Distance formula (converting fraction to quadratic)

[puma072806]

Hello,
The following problem has me a little stumped. I do fine in these sort of problems but for some reason I am stumped on how something was done.

The answer from the book reads as follows:

50/x + 80/x-10 = 2

(Now it gets put into the quadratic formula, which I am not sure how they did. This is where I would like to know how they did it.)

Their answer is as follows.

x²-75x+250=0

How did they get this from the fractions?

 

[JeffM]

Hello,
The following problem has me a little stumped. I do fine in these sort of problems but for some reason I am stumped on how something was done.

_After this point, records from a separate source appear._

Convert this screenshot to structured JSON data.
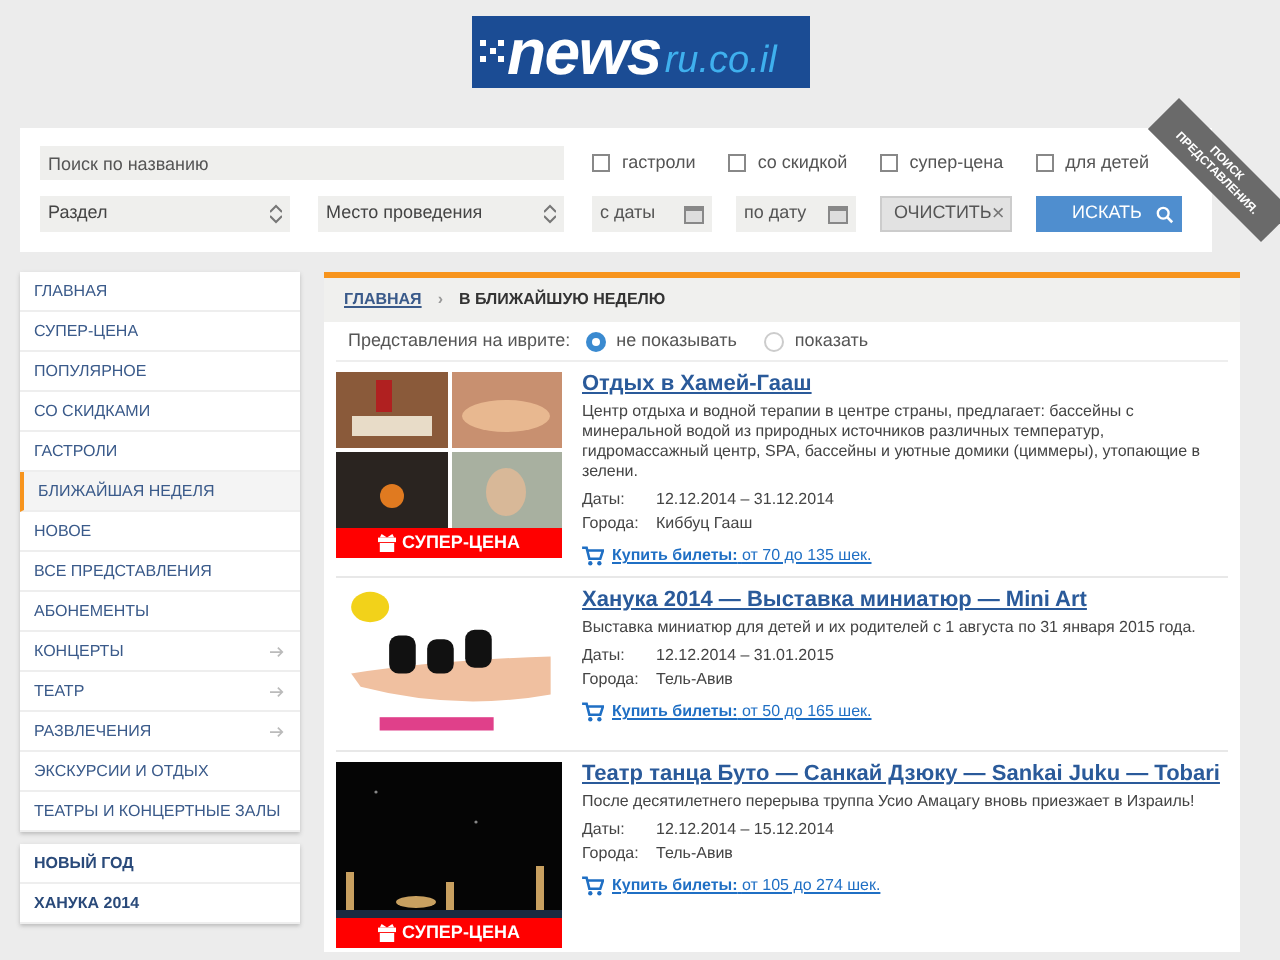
{
  "logo": {
    "main": "news",
    "suffix": "ru.co.il"
  },
  "search": {
    "name_placeholder": "Поиск по названию",
    "checkboxes": [
      {
        "label": "гастроли",
        "checked": false
      },
      {
        "label": "со скидкой",
        "checked": false
      },
      {
        "label": "супер-цена",
        "checked": false
      },
      {
        "label": "для детей",
        "checked": false
      }
    ],
    "section": "Раздел",
    "venue": "Место проведения",
    "date_from": "с даты",
    "date_to": "по дату",
    "clear": "ОЧИСТИТЬ",
    "clear_x": "×",
    "submit": "ИСКАТЬ",
    "ribbon": [
      "ПОИСК",
      "ПРЕДСТАВЛЕНИЯ."
    ]
  },
  "sidebar": {
    "items": [
      {
        "label": "ГЛАВНАЯ",
        "selected": false,
        "arrow": false
      },
      {
        "label": "СУПЕР-ЦЕНА",
        "selected": false,
        "arrow": false
      },
      {
        "label": "ПОПУЛЯРНОЕ",
        "selected": false,
        "arrow": false
      },
      {
        "label": "СО СКИДКАМИ",
        "selected": false,
        "arrow": false
      },
      {
        "label": "ГАСТРОЛИ",
        "selected": false,
        "arrow": false
      },
      {
        "label": "БЛИЖАЙШАЯ НЕДЕЛЯ",
        "selected": true,
        "arrow": false
      },
      {
        "label": "НОВОЕ",
        "selected": false,
        "arrow": false
      },
      {
        "label": "ВСЕ ПРЕДСТАВЛЕНИЯ",
        "selected": false,
        "arrow": false
      },
      {
        "label": "АБОНЕМЕНТЫ",
        "selected": false,
        "arrow": false
      },
      {
        "label": "КОНЦЕРТЫ",
        "selected": false,
        "arrow": true
      },
      {
        "label": "ТЕАТР",
        "selected": false,
        "arrow": true
      },
      {
        "label": "РАЗВЛЕЧЕНИЯ",
        "selected": false,
        "arrow": true
      },
      {
        "label": "ЭКСКУРСИИ И ОТДЫХ",
        "selected": false,
        "arrow": false
      },
      {
        "label": "ТЕАТРЫ И КОНЦЕРТНЫЕ ЗАЛЫ",
        "selected": false,
        "arrow": false
      }
    ],
    "specials": [
      "НОВЫЙ ГОД",
      "ХАНУКА 2014"
    ]
  },
  "breadcrumb": {
    "home": "ГЛАВНАЯ",
    "separator": "›",
    "current": "В БЛИЖАЙШУЮ НЕДЕЛЮ"
  },
  "hebrew_filter": {
    "label": "Представления на иврите:",
    "options": [
      {
        "label": "не показывать",
        "selected": true
      },
      {
        "label": "показать",
        "selected": false
      }
    ]
  },
  "events": [
    {
      "title": "Отдых в Хамей-Гааш",
      "description": "Центр отдыха и водной терапии в центре страны, предлагает: бассейны с минеральной водой из природных источников различных температур, гидромассажный центр, SPA, бассейны и уютные домики (циммеры), утопающие в зелени.",
      "dates_label": "Даты:",
      "dates": "12.12.2014 – 31.12.2014",
      "city_label": "Города:",
      "city": "Киббуц Гааш",
      "buy": "Купить билеты:",
      "price": "от 70 до 135 шек.",
      "badge": "СУПЕР-ЦЕНА",
      "kind": "collage"
    },
    {
      "title": "Ханука 2014 — Выставка миниатюр — Mini Art",
      "description": "Выставка миниатюр для детей и их родителей с 1 августа по 31 января 2015 года.",
      "dates_label": "Даты:",
      "dates": "12.12.2014 – 31.01.2015",
      "city_label": "Города:",
      "city": "Тель-Авив",
      "buy": "Купить билеты:",
      "price": "от 50 до 165 шек.",
      "kind": "hand"
    },
    {
      "title": "Театр танца Буто — Санкай Дзюку — Sankai Juku — Tobari",
      "description": "После десятилетнего перерыва труппа Усио Амацагу вновь приезжает в Израиль!",
      "dates_label": "Даты:",
      "dates": "12.12.2014 – 15.12.2014",
      "city_label": "Города:",
      "city": "Тель-Авив",
      "buy": "Купить билеты:",
      "price": "от 105 до 274 шек.",
      "badge": "СУПЕР-ЦЕНА",
      "kind": "stage"
    }
  ]
}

The answer from the book reads as follows:

50/x + 80/x-10 = 2

(Now it gets put into the quadratic formula, which I am not sure how they did. This is where I would like to know how they did it.)

Their answer is as follows.

x²-75x+250=0

How did they get this from the fractions?

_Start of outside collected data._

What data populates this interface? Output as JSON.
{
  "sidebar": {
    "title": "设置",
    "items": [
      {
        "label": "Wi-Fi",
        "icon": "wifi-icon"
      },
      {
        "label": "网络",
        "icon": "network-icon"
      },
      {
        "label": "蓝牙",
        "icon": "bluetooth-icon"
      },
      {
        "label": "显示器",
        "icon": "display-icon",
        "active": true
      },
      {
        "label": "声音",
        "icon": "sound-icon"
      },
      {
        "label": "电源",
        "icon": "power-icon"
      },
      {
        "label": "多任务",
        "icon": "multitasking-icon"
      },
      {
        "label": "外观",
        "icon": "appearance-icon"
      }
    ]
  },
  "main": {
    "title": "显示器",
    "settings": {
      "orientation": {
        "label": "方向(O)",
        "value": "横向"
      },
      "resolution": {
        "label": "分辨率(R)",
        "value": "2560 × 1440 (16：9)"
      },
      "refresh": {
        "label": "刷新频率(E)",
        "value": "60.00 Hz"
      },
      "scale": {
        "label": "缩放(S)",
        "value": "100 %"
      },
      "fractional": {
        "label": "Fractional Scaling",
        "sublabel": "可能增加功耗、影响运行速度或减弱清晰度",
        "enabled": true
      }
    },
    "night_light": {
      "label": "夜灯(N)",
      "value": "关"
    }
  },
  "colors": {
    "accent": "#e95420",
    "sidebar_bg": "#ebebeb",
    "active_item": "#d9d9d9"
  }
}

Please be careful about grouping symbols. You mean 80/(x - 10) not 80/x - 10, which means\(\displaystyle \dfrac{80}{x} - 10,\ not\ \dfrac{80}{x - 10}.\)

In any case, the denis rule is to clear fractions as soon as possible. It's a good rule.

\(\displaystyle \dfrac{50}{x} + \dfrac{80}{x - 10} = 2 \implies\)

\(\displaystyle x(x - 10)\left(\dfrac{50}{x} + \dfrac{80}{x - 10}\right) = x(x - 10)(2) = 2x^2 - 20x \implies\)

\(\displaystyle 50(x - 10) + 80x = 2x^2 - 20x \implies\)

You take it from here.

 

[mmm4444bot]

With these types of equations (sums or differences of algebraic ratios set equal to a number or more of the same), the initial steps are often:

Multiply both sides by the common denominator (shown by JeffM above)

Simplify/rearrange into standard form ax^2+bx+c=0

Divide both sides by greatest common factor of a,b,c (if any), to reduce those coefficients

At this point, you're in good shape to solve, using method(s) that you've learned (factoring, complete the square, taking roots, quadratic formula, et cetera).